Photosystem I integrated into mesoporous microspheres has enhanced stability and photoactivity in biohybrid solar cells

Isolated proteins, especially membrane proteins, are susceptible to aggregation and activity loss after purification. For therapeutics and biosensors usage, protein stability and longevity are especially important. It has been demonstrated that photosystem I (PSI) can be successfully integrated into biohybrid electronic devices to take advantage of its strong light-driven reducing potential (-1.2V vs. the Standard Hydrogen Electrode). Most devices utilize PSI isolated in a nanosize detergent micelle, which is difficult to visualize, quantitate, and manipulate. Isolated PSI is also susceptible to aggregation and/or loss of activity, especially after freeze/thaw cycles. CaCO3 microspheres (CCMs) have been shown to be a robust method of protein encapsulation for industrial and pharmaceutical applications, increasing the stability and activity of the encapsulated protein.
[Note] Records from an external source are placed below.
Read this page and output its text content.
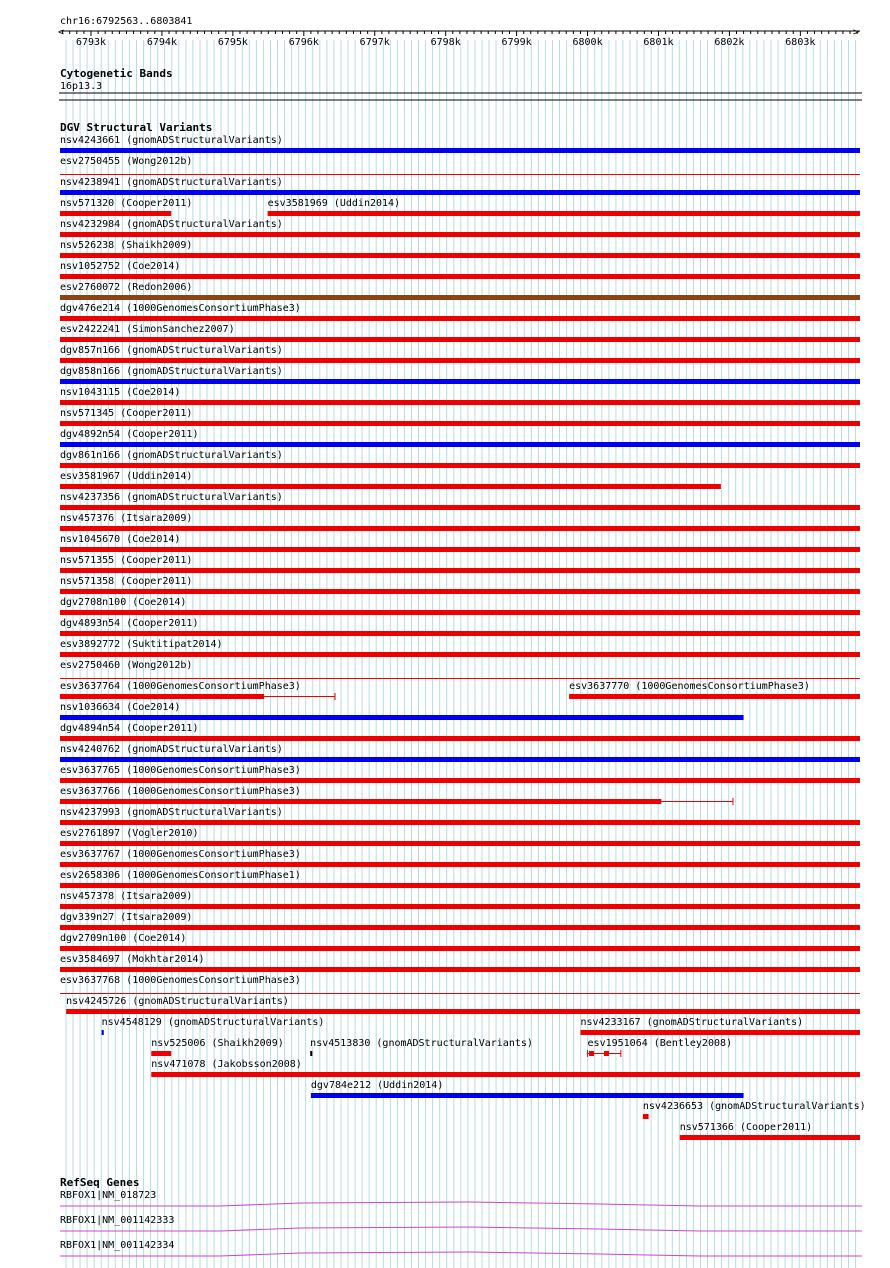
chr16:6792563..6803841
<	>
6793k	6794k	6795k	6796k	6797k	6798k	6799k	6800k	6801k	6802k	6803k
Cytogenetic Bands
16p13.3
DGV Structural Variants
nsv4243661 (gnomADStructuralVariants)
esv2750455 (Wong2012b)
nsv4238941 (gnomADStructuralVariants)
nsv571320 (Cooper2011)	esv3581969 (Uddin2014)
nsv4232984 (gnomADStructuralVariants)
nsv526238 (Shaikh2009)
nsv1052752 (Coe2014)
esv2760072 (Redon2006)
dgv476e214 (1000GenomesConsortiumPhase3)
esv2422241 (SimonSanchez2007)
dgv857n166 (gnomADStructuralVariants)
dgv858n166 (gnomADStructuralVariants)
nsv1043115 (Coe2014)
nsv571345 (Cooper2011)
dgv4892n54 (Cooper2011)
dgv861n166 (gnomADStructuralVariants)
esv3581967 (Uddin2014)
nsv4237356 (gnomADStructuralVariants)
nsv457376 (Itsara2009)
nsv1045670 (Coe2014)
nsv571355 (Cooper2011)
nsv571358 (Cooper2011)
dgv2708n100 (Coe2014)
dgv4893n54 (Cooper2011)
esv3892772 (Suktitipat2014)
esv2750460 (Wong2012b)
esv3637764 (1000GenomesConsortiumPhase3)	esv3637770 (1000GenomesConsortiumPhase3)
nsv1036634 (Coe2014)
dgv4894n54 (Cooper2011)
nsv4240762 (gnomADStructuralVariants)
esv3637765 (1000GenomesConsortiumPhase3)
esv3637766 (1000GenomesConsortiumPhase3)
nsv4237993 (gnomADStructuralVariants)
esv2761897 (Vogler2010)
esv3637767 (1000GenomesConsortiumPhase3)
esv2658306 (1000GenomesConsortiumPhase1)
nsv457378 (Itsara2009)
dgv339n27 (Itsara2009)
dgv2709n100 (Coe2014)
esv3584697 (Mokhtar2014)
esv3637768 (1000GenomesConsortiumPhase3)
nsv4245726 (gnomADStructuralVariants)
nsv4548129 (gnomADStructuralVariants)	nsv4233167 (gnomADStructuralVariants)
nsv525006 (Shaikh2009)	nsv4513830 (gnomADStructuralVariants)	esv1951064 (Bentley2008)
nsv471078 (Jakobsson2008)
dgv784e212 (Uddin2014)
nsv4236653 (gnomADStructuralVariants)
nsv571366 (Cooper2011)
RefSeq Genes
RBFOX1|NM_018723
RBFOX1|NM_001142333
RBFOX1|NM_001142334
However, CCMs have not been utilized with any membrane protein(s) to date. Herein, we examine the encapsulation of detergent-solubilized PSI in CCMs yielding uniform, monodisperse, mesoporous microspheres. This study reports both the first encapsulation of a membrane protein and also the largest protein to date stabilized by CCMs. These microspheres retain their spectral properties and lumenal surface exposure and are active when integrated into hybrid biophotovoltaic devices. CCMs may be a robust yet simple solution for long-term storage of large membrane proteins, showing success for very large, multisubunit complexes like PSI.

Automated summary

The study explores the encapsulation of detergent-solubilized PSI in CaCO3 microspheres, producing uniform, monodisperse, mesoporous microspheres. This method proves to be effective in enhancing protein stability and activity, particularly for long-term storage of large membrane proteins.